El fútbol del Sabalero se valoró por su juego, pero se midió por su efectividad en las tres primeras fechas. La verdad de un partido está en las áreas y ahí, el equipo de Franco también hoy está sin respuestas. Errático, inofensivo,  confundido en la propia y también en la ajena. Se nota en algunos futbolistas cierta displicencia, falta de compromiso. Colón es a todas luces un equipo disfuncional. Pasó en 20 días, de ser una expresión alegre, sanguínea, inteligente; a este racimo de voluntades melancólicas, sin corazón ni cabeza, abandonado por la fortuna, expuesto a la adversidad.  Perdió sensibilidad Alan y Cia. y ahora todo es vacilaciones y descreimiento. Juega los partidos sin energía, a “remolque” de sus rivales.

La pelota se puso tan urgentemente caníbal, que se devora hasta a quien todavía no se le secó la sudoración, por haber sido la sensación del torneo hasta hace tres partidos. El conductor deberá revisar exhaustivamente el plan.  
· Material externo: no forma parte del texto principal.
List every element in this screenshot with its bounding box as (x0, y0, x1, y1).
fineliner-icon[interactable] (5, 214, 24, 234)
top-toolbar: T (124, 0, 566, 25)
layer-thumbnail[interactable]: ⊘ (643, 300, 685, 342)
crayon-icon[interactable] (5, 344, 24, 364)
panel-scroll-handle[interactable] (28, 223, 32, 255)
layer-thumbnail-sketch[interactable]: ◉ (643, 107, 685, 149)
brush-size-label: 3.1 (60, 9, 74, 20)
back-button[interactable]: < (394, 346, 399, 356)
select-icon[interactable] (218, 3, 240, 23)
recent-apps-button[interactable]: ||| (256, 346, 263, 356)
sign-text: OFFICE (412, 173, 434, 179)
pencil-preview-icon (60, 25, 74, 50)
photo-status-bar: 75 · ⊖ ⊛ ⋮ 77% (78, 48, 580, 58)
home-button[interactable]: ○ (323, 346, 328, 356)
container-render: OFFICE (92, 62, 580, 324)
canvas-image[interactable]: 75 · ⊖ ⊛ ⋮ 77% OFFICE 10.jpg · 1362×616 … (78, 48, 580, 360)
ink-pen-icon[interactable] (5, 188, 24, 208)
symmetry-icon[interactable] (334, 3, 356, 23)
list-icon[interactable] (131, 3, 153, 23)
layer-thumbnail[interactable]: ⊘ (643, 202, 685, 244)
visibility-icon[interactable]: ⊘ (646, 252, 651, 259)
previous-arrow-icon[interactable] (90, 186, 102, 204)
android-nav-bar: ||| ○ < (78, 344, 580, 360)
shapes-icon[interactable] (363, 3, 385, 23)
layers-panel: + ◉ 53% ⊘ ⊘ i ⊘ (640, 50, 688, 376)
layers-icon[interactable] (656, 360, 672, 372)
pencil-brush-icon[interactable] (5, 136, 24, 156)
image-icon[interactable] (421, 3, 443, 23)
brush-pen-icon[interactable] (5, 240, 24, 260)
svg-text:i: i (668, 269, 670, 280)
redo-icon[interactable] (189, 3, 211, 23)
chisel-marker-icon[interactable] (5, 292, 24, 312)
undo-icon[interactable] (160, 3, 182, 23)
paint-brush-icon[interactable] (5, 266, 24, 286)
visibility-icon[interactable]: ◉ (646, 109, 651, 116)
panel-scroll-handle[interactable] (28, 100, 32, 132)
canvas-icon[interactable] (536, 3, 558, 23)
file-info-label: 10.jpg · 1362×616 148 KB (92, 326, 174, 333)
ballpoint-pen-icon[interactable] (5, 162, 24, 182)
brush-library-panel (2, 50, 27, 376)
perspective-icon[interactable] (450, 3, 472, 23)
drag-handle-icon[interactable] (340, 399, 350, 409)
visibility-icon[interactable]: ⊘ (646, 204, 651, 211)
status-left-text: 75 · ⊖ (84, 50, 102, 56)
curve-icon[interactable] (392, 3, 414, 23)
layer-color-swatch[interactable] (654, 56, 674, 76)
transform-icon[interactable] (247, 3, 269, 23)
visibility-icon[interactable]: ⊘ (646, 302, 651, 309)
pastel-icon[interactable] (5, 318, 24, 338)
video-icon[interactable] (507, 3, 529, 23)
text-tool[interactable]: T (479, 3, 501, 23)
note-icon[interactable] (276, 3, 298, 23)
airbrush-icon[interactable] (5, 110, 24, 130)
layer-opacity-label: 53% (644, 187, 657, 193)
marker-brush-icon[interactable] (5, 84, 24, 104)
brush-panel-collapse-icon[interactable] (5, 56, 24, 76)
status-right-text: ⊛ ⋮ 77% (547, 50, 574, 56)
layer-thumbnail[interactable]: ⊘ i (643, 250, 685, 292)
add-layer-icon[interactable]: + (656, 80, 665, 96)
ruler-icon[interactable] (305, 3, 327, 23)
"Más vale un sistema equivocado en el que todos crean, que el ideal, si los futbolistas ya no le tienen fe. Entrenar es eso. Convencer de que elegimos el mejor camino". La frase es de Marcelo Bielsa y se ajusta con sagacidad a la realidad del barrio Centenario. Para que Colón vuelva a ser competitivo, necesita recurrir a la proclamada actitud… y además, es hora que algunos renuncien a una parte de su desmedida estelaridad.

El fútbol como el trayecto al paraíso está plagado de muy buenas intenciones, pero ante San Pedro igual que en la cancha, son necesarias respuestas convincentes, terminantes, con carácter y personalidad. Con trabajo, disciplina y humildad podrá encontrar ese camino que lo saque de las dudas y lo lleve un ratito a la tranquilidad relativa. En Colón se recreó una atmósfera de decepción repetida en los últimos tiempos. Es hora de cambiar, dentro y fuera de la cancha. De ellos depende que los próximos partidos ante River y Unión sea, un nuevo problema… o una gran oportunidad!